Apparently Dr. Cunningham was also impressed and in 1999, he asked Dr. Molloy to come to work for Drs. Campbell, Cunningham, Taylor & Haun. His responsibilities would be primary care and pre- and post-operative patient care. It could not have been a better fit.
However, in August of 2000, a dramatic turn of events brought on the greatest challenge of Shawn Molloy’s life. While working at home, he fell from a ladder and broke his back. Paralyzed from his waist down, he was forced to take disability and retire from practicing.
“It was depressing at first,” recalls Molloy. “Even retrieving a dropped pencil was a major challenge.” But, as he often did, Dr. Molloy learned how to manage life and rebound from the setback. “In time, I was able to accept my disability,” he says.
Forced to retire from his chosen profession, Shawn and his wife moved to Sevierville where they built a home. Shawn took a job at Dollywood where he worked in security for five years.
But Optometry remained on his radar. “My son, who is a Medical Doctor, always asked when I might return to seeing patients. But I was concerned about accessibility in the office and how my patients might perceive me. I wasn’t sure if I could even get close enough to effectively examine a patient.”
Determined to explore the possibilities, Dr. Molloy called Drs. Campbell, Cunningham, Taylor & Haun and was invited to make rounds with Dr. Taylor. It soon became clear that Molloy had both the desire and the physical capabilities to return to work. “Coincidentally, the practice was in the process of building their Sevierville presence,” recalls Molloy, “and it wasn’t far from our new home. It seemed like it was meant to be.”
Dr. Molloy was back, and very quickly became comfortable seeing patients and practicing Optometry. Dr. Molloy was back home and practicing in a familiar, comfortable setting in Eye Care Optical in Sevierville.
Eye care is his passion. He likens treating patients to completing a puzzle. “You just have to figure out what the missing pieces are and how they go together,” he says. With his extensive experience, Dr. Molloy is able to efficiently diagnose the patient’s condition and plan a course of action to remedy the problem. “Actually, I study the patient’s chart before each exam and in some cases, have a treatment plan outlined before meeting with the patient,” says Molloy. “The exam is more of a confirmation of my diagnosis. It is thorough and I want the patient to feel comfortable with the diagnosis and have a confidence level that the resulting treatment is the best path to recovery.”
“I look forward to coming to work and helping patients every day,” says Dr. Molloy. “I think it’s so important to take the time to carefully diagnose a patient’s problem and then plan the right treatment.
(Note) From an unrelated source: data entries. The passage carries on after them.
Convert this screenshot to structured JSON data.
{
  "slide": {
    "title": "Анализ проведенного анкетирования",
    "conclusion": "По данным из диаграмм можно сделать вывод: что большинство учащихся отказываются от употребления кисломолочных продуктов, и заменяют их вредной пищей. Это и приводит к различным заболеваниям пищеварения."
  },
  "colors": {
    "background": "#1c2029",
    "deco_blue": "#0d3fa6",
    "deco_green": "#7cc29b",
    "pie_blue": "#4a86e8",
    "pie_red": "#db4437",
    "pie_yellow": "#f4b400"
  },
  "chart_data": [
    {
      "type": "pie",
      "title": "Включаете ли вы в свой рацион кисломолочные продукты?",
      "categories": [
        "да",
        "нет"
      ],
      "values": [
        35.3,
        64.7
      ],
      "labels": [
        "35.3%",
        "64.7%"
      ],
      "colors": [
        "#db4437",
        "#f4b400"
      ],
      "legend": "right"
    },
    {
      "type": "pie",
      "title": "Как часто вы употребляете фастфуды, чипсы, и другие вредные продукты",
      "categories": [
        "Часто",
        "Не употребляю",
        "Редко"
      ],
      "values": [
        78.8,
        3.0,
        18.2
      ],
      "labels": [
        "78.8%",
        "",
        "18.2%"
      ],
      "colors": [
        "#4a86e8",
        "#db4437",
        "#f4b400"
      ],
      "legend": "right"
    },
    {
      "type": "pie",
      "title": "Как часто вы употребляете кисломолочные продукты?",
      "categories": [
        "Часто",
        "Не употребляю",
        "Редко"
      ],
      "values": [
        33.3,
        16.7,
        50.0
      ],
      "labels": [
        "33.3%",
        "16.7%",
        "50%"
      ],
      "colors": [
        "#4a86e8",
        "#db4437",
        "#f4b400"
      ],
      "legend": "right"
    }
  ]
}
I believe my patients really appreciate that.”
Dr. Molloy is particularly glad to be back with Eye Care Optical office of Drs. Campbell Cunningham Taylor & Haun in Sevierville. “They can take care of just about any eye condition right here at the best practice in East Tennessee. I’m glad to be a part of that. I’m glad I followed Mom’s advice.”
When Dr. Molloy isn’t seeing patients at the Sevierville Eye Care Optical office of Drs. Campbell, Cunningham, Taylor & Haun, he and his wife, Darlene, enjoy traveling and spending time with their children and grandchildren.